Louise Frydman

Everything went very quickly for Louise Frydman, like a whirlwind. From her first exhibition, success and collectors were there and since then she has traveled the world from project to project. So we had to catch her on the fly, between Paris and Prague to come back with her on this beautiful adventure, to evoke this work on the intimate that she pursues relentlessly, between ceramics and photography. A nice meeting, a very Parisian rainy morning, in a Germanopratin hotel bar.

Louise, was it with a photography exhibition that we first discovered your work six or seven years ago?
It’s true, it seems to me both so close and so far away!

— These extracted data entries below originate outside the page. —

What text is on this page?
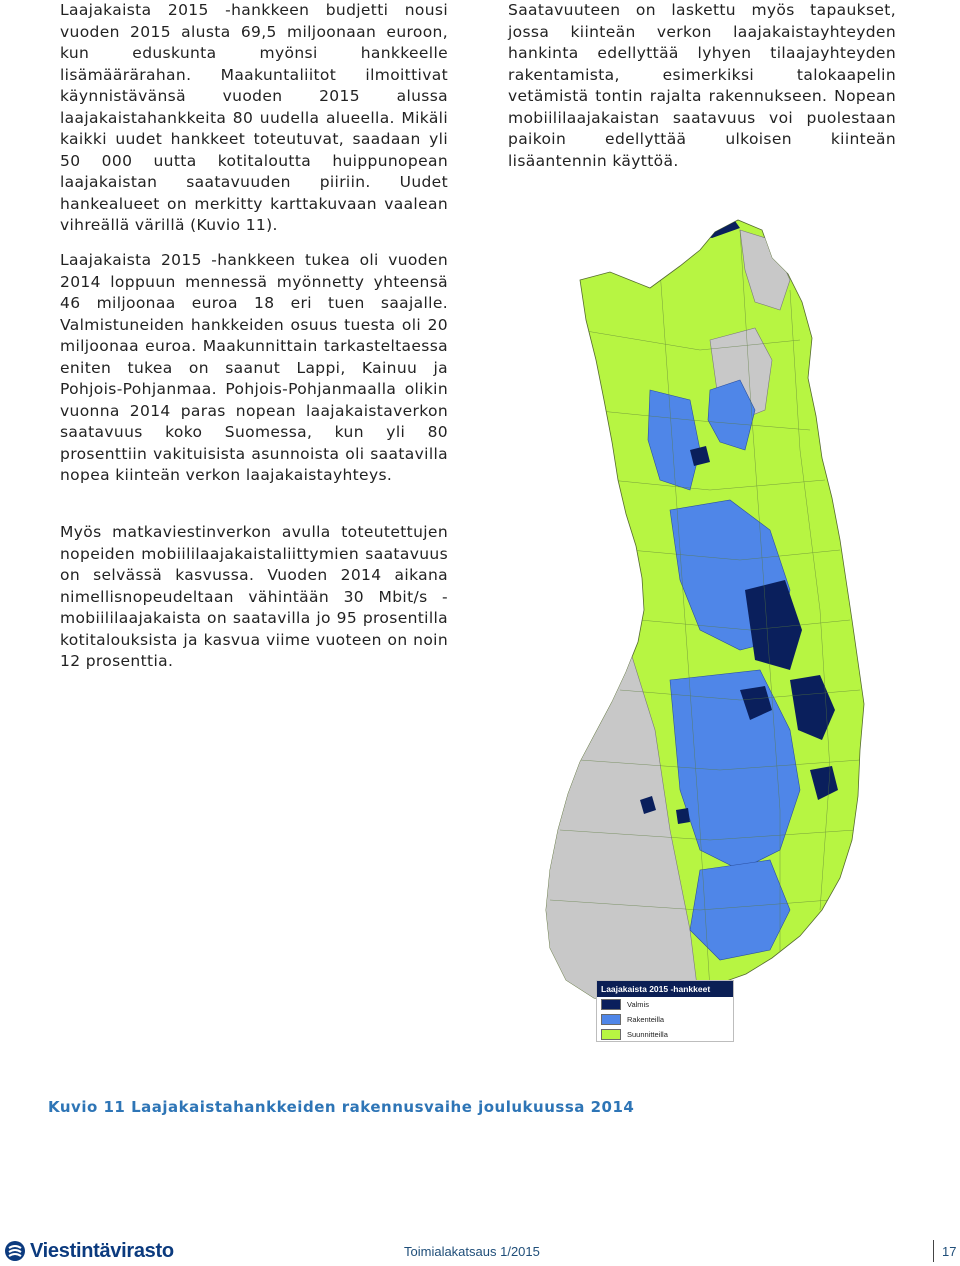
Laajakaista 2015 -hankkeen budjetti nousi vuoden 2015 alusta 69,5 miljoonaan euroon, kun eduskunta myönsi hankkeelle lisämäärärahan. Maakuntaliitot ilmoittivat käynnistävänsä vuoden 2015 alussa laajakaistahankkeita 80 uudella alueella. Mikäli kaikki uudet hankkeet toteutuvat, saadaan yli 50 000 uutta kotitaloutta huippunopean laajakaistan saatavuuden piiriin. Uudet hankealueet on merkitty karttakuvaan vaalean vihreällä värillä (Kuvio 11).

Laajakaista 2015 -hankkeen tukea oli vuoden 2014 loppuun mennessä myönnetty yhteensä 46 miljoonaa euroa 18 eri tuen saajalle. Valmistuneiden hankkeiden osuus tuesta oli 20 miljoonaa euroa. Maakunnittain tarkasteltaessa eniten tukea on saanut Lappi, Kainuu ja Pohjois-Pohjanmaa. Pohjois-Pohjanmaalla olikin vuonna 2014 paras nopean laajakaistaverkon saatavuus koko Suomessa, kun yli 80 prosenttiin vakituisista asunnoista oli saatavilla nopea kiinteän verkon laajakaistayhteys.

Myös matkaviestinverkon avulla toteutettujen nopeiden mobiililaajakaistaliittymien saatavuus on selvässä kasvussa. Vuoden 2014 aikana nimellisnopeudeltaan vähintään 30 Mbit/s -mobiililaajakaista on saatavilla jo 95 prosentilla kotitalouksista ja kasvua viime vuoteen on noin 12 prosenttia.

Saatavuuteen on laskettu myös tapaukset, jossa kiinteän verkon laajakaistayhteyden hankinta edellyttää lyhyen tilaajayhteyden rakentamista, esimerkiksi talokaapelin vetämistä tontin rajalta rakennukseen. Nopean mobiililaajakaistan saatavuus voi puolestaan paikoin edellyttää ulkoisen kiinteän lisäantennin käyttöä.

Laajakaista 2015 -hankkeet
Valmis
Rakenteilla
Suunnitteilla
Kuvio 11 Laajakaistahankkeiden rakennusvaihe joulukuussa 2014
Viestintävirasto	Toimialakatsaus 1/2015	17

After my studies at Penninghen I was looking for myself a bit and I decided to go to New York to do a photography school. Very quickly I made my first exhibition at the Baxter Gallery on a subject that was dear to me, a place that was becoming a ghost, the apartment of my grandparents, the one in which my father had grown up and which they left at that time. It was a place out of time and I wanted to keep track of it. I called this series Plein Silence.

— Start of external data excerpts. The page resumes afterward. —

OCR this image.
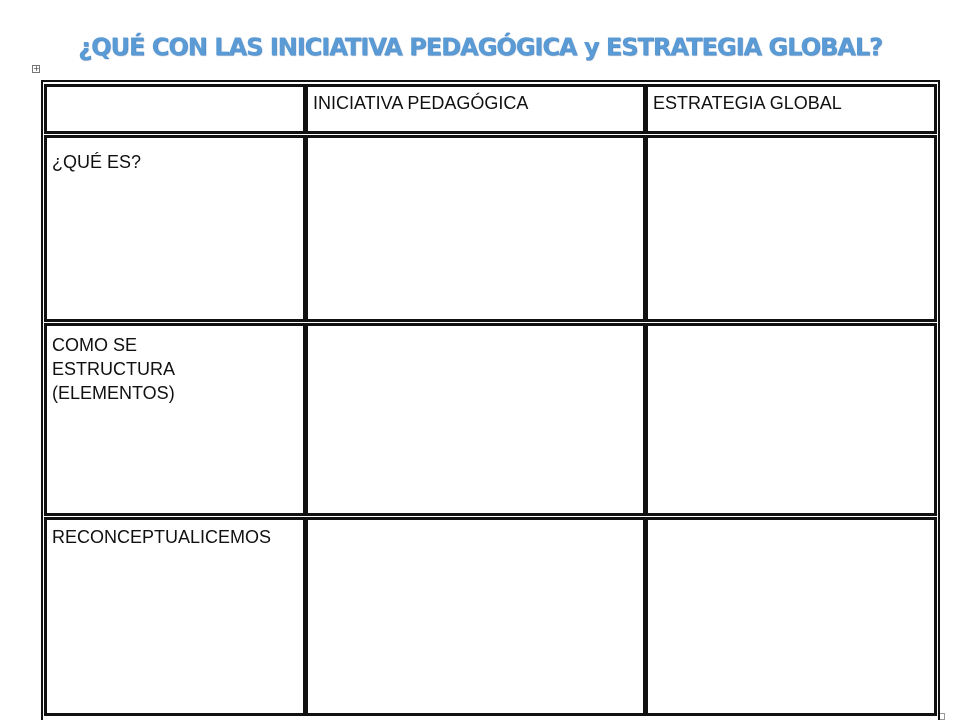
¿QUÉ CON LAS INICIATIVA PEDAGÓGICA y ESTRATEGIA GLOBAL?
+
INICIATIVA PEDAGÓGICA	ESTRATEGIA GLOBAL
¿QUÉ ES?
COMO SE ESTRUCTURA (ELEMENTOS)
RECONCEPTUALICEMOS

And some time later we find you with a ceramic work?
With the photo, we flutter, we track, maybe I needed to anchor myself, in the earth precisely, by working with ceramics. I started to create mobiles and immediately I had the chance that Amélie du Chalard asked me to make an installation 17 meters long made up of hundreds of ceramic pieces for an exhibition at the Hôtel de Croisilles. in the Marais.